The matter reached the Employment Appeals Tribunal (EAT) which held that in this case, the claimant had not recorded the meeting with the intention of entrapment but because she was afraid that she might lose her job. Her compensation was therefore only reduced by 10% in this situation; however, the EAT commented that there will be other cases – such as where the employee is actively trying to entrap the employer by making a recording – when such conduct should be treated much more seriously and may merit dismissal (or a much bigger reduction in compensation).

Employers should consider this issue carefully, given that recordings made by employees are becoming more frequent now that most mobile phones can make voice recordings discreetly.
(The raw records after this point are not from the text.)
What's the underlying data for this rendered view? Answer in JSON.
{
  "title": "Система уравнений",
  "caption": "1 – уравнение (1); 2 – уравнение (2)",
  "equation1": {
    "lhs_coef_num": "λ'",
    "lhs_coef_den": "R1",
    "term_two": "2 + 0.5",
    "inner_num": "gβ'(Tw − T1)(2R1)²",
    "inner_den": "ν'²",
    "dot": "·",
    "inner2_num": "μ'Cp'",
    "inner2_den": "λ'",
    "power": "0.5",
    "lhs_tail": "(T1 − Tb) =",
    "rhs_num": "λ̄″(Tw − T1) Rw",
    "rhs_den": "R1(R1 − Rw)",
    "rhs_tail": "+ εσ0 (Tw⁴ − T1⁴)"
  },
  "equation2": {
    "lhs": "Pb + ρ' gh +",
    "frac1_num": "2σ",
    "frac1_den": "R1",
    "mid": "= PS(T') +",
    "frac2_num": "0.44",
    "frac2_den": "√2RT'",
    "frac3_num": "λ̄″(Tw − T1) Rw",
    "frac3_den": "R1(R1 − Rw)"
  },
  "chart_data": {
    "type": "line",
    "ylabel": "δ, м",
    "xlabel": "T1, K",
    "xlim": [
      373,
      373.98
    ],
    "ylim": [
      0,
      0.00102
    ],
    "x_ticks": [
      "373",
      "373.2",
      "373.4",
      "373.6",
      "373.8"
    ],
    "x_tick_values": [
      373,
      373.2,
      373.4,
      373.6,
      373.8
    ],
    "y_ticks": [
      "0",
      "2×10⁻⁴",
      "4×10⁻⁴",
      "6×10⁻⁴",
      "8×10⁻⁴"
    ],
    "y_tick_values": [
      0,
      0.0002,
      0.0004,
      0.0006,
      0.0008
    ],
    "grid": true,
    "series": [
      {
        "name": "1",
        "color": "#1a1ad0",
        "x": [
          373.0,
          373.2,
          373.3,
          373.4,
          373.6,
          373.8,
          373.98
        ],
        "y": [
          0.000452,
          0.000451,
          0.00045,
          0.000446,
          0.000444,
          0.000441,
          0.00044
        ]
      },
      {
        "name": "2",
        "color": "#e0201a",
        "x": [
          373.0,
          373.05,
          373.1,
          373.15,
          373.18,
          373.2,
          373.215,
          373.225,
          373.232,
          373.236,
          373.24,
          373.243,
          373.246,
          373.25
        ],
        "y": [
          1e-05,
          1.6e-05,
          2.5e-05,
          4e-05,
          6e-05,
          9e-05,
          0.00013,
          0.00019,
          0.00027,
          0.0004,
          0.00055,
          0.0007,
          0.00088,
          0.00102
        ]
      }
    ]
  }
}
Tips for employers on avoiding the dangers of covert recordings:

  1. The golden rule is that if an employer wants to rely on this type of behaviour in a disciplinary process then it needs be clear in advance that taking recordings without consent is unacceptable.

  2. Employers should review their disciplinary procedures to ensure that covert recordings in the workplace is specifically mentioned as an example of misconduct or, given the circumstances, gross misconduct.

  3. If an employer is concerned that employees might be covertly recording meetings, then make it clear before meetings that any unauthorised recordings will lead to disciplinary action being taken.

  4. If an employer discovers an employee has covertly recorded a meeting, rather than acting in a knee-jerk way they should consider why they might have recorded the meeting; for example, are they protecting themselves because they have a real concern that their employment is in jeopardy? Or are they looking to record confidential information of the business to use as leverage? The latter is more likely to amount to gross misconduct, but the former could still be misconduct.

  5. Employers should also be aware that it will be a serious breach of contract for them to record their employees at work without consent, and that doing so is likely to entitle the employee to resign and bring a claim for constructive unfair dismissal.